Cleveland has a lot to offer for a small town. There are restaurants, shops, bars, hotels, a university, even museums. Given that the population is only about 13,000 people, it’s very impressive. Furthermore there is a strong community. The people seem genuinely happy and the problems of the world very far away. Cleveland is a comfortable place to live.

In some ways the town feels like a suburb. There are things to do, places to eat, and friendly neighbors. However Cleveland does not have big city problems such as traffic and crime. The people are friendly and most everyone knows everyone else. With all the town has one expects to find a major metropolitan area hidden somewhere in the cotton fields. Except of course there isn’t one. You have to drive over two hours in any direction to find anything approaching a big city. In between there is nothing, but farmland and poverty.

Living in Cleveland is like living in a bubble. All those friendly people don’t seem to care what the outside world thinks of them. They blissfully go to and from work, Kroger, and Walmart spending Friday nights at Delta Meat Market or maybe Hey Joe’s. It is all a self contained world centered on Delta State University. The school looms large here and is the sole reason Cleveland does not look like Clarksdale or Greenville or any of the other Delta towns. Fortunately the college is going nowhere. So there seems to be so little need to do anything differently.

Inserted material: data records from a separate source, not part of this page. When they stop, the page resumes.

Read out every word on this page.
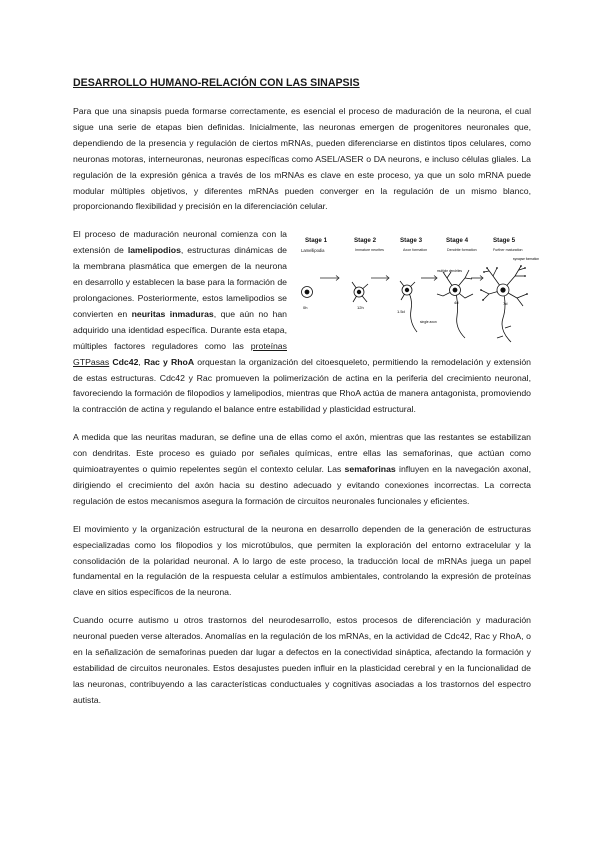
DESARROLLO HUMANO-RELACIÓN CON LAS SINAPSIS

Para que una sinapsis pueda formarse correctamente, es esencial el proceso de maduración de la neurona, el cual sigue una serie de etapas bien definidas. Inicialmente, las neuronas emergen de progenitores neuronales que, dependiendo de la presencia y regulación de ciertos mRNAs, pueden diferenciarse en distintos tipos celulares, como neuronas motoras, interneuronas, neuronas específicas como ASEL/ASER o DA neurons, e incluso células gliales. La regulación de la expresión génica a través de los mRNAs es clave en este proceso, ya que un solo mRNA puede modular múltiples objetivos, y diferentes mRNAs pueden converger en la regulación de un mismo blanco, proporcionando flexibilidad y precisión en la diferenciación celular.

Stage 1	Stage 2	Stage 3	Stage 4	Stage 5
Lamellipodia	Immature neurites	Axon formation	Dendrite formation	Further maturation
0h	12h
single axon
1.5d
multiple dendrites
4d
synapse formation
7d
El proceso de maduración neuronal comienza con la extensión de lamelipodios, estructuras dinámicas de la membrana plasmática que emergen de la neurona en desarrollo y establecen la base para la formación de prolongaciones. Posteriormente, estos lamelipodios se convierten en neuritas inmaduras, que aún no han adquirido una identidad específica. Durante esta etapa, múltiples factores reguladores como las proteínas GTPasas Cdc42, Rac y RhoA orquestan la organización del citoesqueleto, permitiendo la remodelación y extensión de estas estructuras. Cdc42 y Rac promueven la polimerización de actina en la periferia del crecimiento neuronal, favoreciendo la formación de filopodios y lamelipodios, mientras que RhoA actúa de manera antagonista, promoviendo la contracción de actina y regulando el balance entre estabilidad y plasticidad estructural.

A medida que las neuritas maduran, se define una de ellas como el axón, mientras que las restantes se estabilizan con dendritas. Este proceso es guiado por señales químicas, entre ellas las semaforinas, que actúan como quimioatrayentes o quimio repelentes según el contexto celular. Las semaforinas influyen en la navegación axonal, dirigiendo el crecimiento del axón hacia su destino adecuado y evitando conexiones incorrectas. La correcta regulación de estos mecanismos asegura la formación de circuitos neuronales funcionales y eficientes.

El movimiento y la organización estructural de la neurona en desarrollo dependen de la generación de estructuras especializadas como los filopodios y los microtúbulos, que permiten la exploración del entorno extracelular y la consolidación de la polaridad neuronal. A lo largo de este proceso, la traducción local de mRNAs juega un papel fundamental en la regulación de la respuesta celular a estímulos ambientales, controlando la expresión de proteínas clave en sitios específicos de la neurona.

Cuando ocurre autismo u otros trastornos del neurodesarrollo, estos procesos de diferenciación y maduración neuronal pueden verse alterados. Anomalías en la regulación de los mRNAs, en la actividad de Cdc42, Rac y RhoA, o en la señalización de semaforinas pueden dar lugar a defectos en la conectividad sináptica, afectando la formación y estabilidad de circuitos neuronales. Estos desajustes pueden influir en la plasticidad cerebral y en la funcionalidad de las neuronas, contribuyendo a las características conductuales y cognitivas asociadas a los trastornos del espectro autista.
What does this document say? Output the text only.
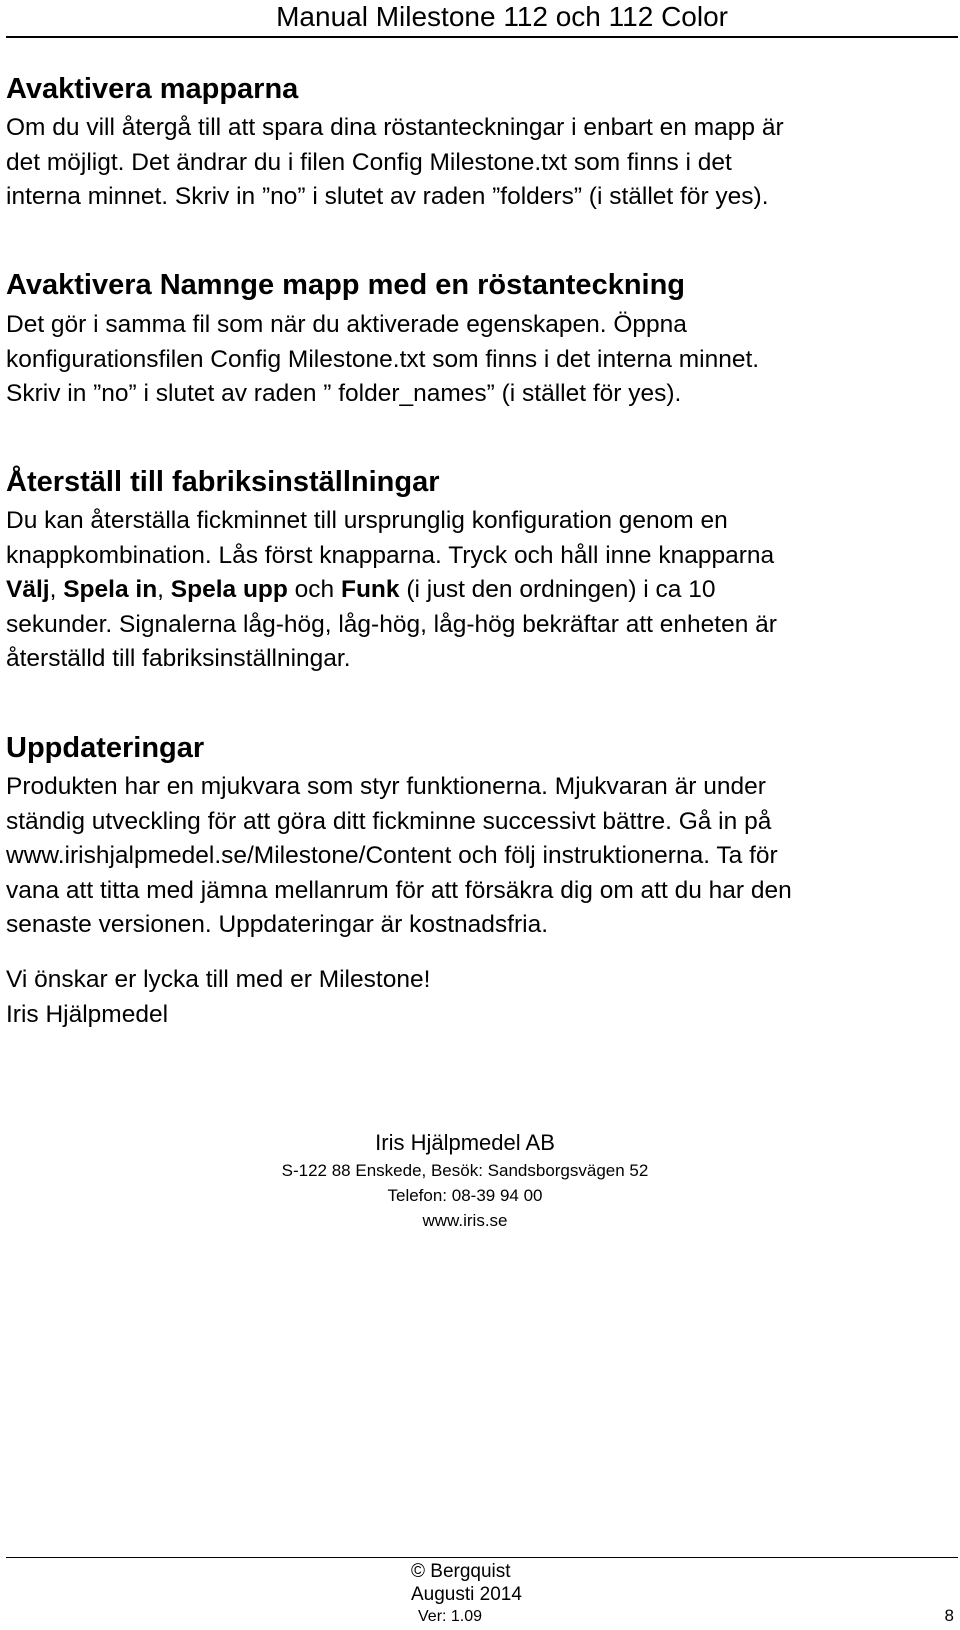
Manual Milestone 112 och 112 Color
Avaktivera mapparna
Om du vill återgå till att spara dina röstanteckningar i enbart en mapp är
det möjligt. Det ändrar du i filen Config Milestone.txt som finns i det
interna minnet. Skriv in ”no” i slutet av raden ”folders” (i stället för yes).
Avaktivera Namnge mapp med en röstanteckning
Det gör i samma fil som när du aktiverade egenskapen. Öppna
konfigurationsfilen Config Milestone.txt som finns i det interna minnet.
Skriv in ”no” i slutet av raden ” folder_names” (i stället för yes).
Återställ till fabriksinställningar
Du kan återställa fickminnet till ursprunglig konfiguration genom en
knappkombination. Lås först knapparna. Tryck och håll inne knapparna
Välj, Spela in, Spela upp och Funk (i just den ordningen) i ca 10
sekunder. Signalerna låg-hög, låg-hög, låg-hög bekräftar att enheten är
återställd till fabriksinställningar.
Uppdateringar
Produkten har en mjukvara som styr funktionerna. Mjukvaran är under
ständig utveckling för att göra ditt fickminne successivt bättre. Gå in på
www.irishjalpmedel.se/Milestone/Content och följ instruktionerna. Ta för
vana att titta med jämna mellanrum för att försäkra dig om att du har den
senaste versionen. Uppdateringar är kostnadsfria.
Vi önskar er lycka till med er Milestone!
Iris Hjälpmedel
Iris Hjälpmedel AB
S-122 88 Enskede, Besök: Sandsborgsvägen 52
Telefon: 08-39 94 00
www.iris.se
© Bergquist
Augusti 2014
Ver: 1.09	8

Yet step outside the safe boundaries of the white community in Cleveland and reality quickly intrudes. A few days ago I attended the wake of a colleague’s relative. Driving up along South Chrisman, I saw block after block of run down houses, dilapidated corner stores, and rusted cars. The faces, of course, were all black. Then comes Court street and suddenly its all shops and familiar territory.

Make no mistake there is a wealth gap in Cleveland. The racial divide is somewhat blurred, but is there all the same. The white and black communities might as well be separate towns. They exist in different areas and don’t really mix. I have yet to see many examples of overt racism, but its legacy is on display for all to see. Sadly I don’t have statistics, but if I did they would not be encouraging.

In the grand scheme of things Cleveland is insignificant. It’s a small college town in the middle of nowhere. Few historical events of note have occurred here and it has no real claims to fame. For a while I bought into the idea that Cleveland, MS is the best place on earth. Then I traveled outside it. Returning home in particular helped put things in perspective.

Yet Cleveland is also unique. Somehow this small, insignificant town has managed to attract a diverse population. There are college professors from all over the country, international students from many countries, TFA corps members from all walks of life, and more. It’s as if there is some inverse hellmouth drawing people into the land of the lotus eaters. You see once here, many people don’t want to leave. Life is cheap, friends are close, and anything you can’t get at Walmart is available on Amazon. Only the reality of better employment elsewhere pulls people away.

It’s hard to say what the future holds. The Mississippi branch of the Grammy Museum opens in about a month. There is a lot of buzz about the number of tourists it will attract. Personally I am skeptical. Delta State, meanwhile, is going nowhere. Yet thirty miles away one can find its mirror image in Mississippi Valley State University. It too is a regional university. Being a Historically Black College and University there is little appetite to merge the two school although the idea has been floated in the past. So for now life in Cleveland continues on as it always has.

Article by Mike

Mike is the Head of Discovery Services for the Delta State University Library. He has lived in Cleveland since May 2013.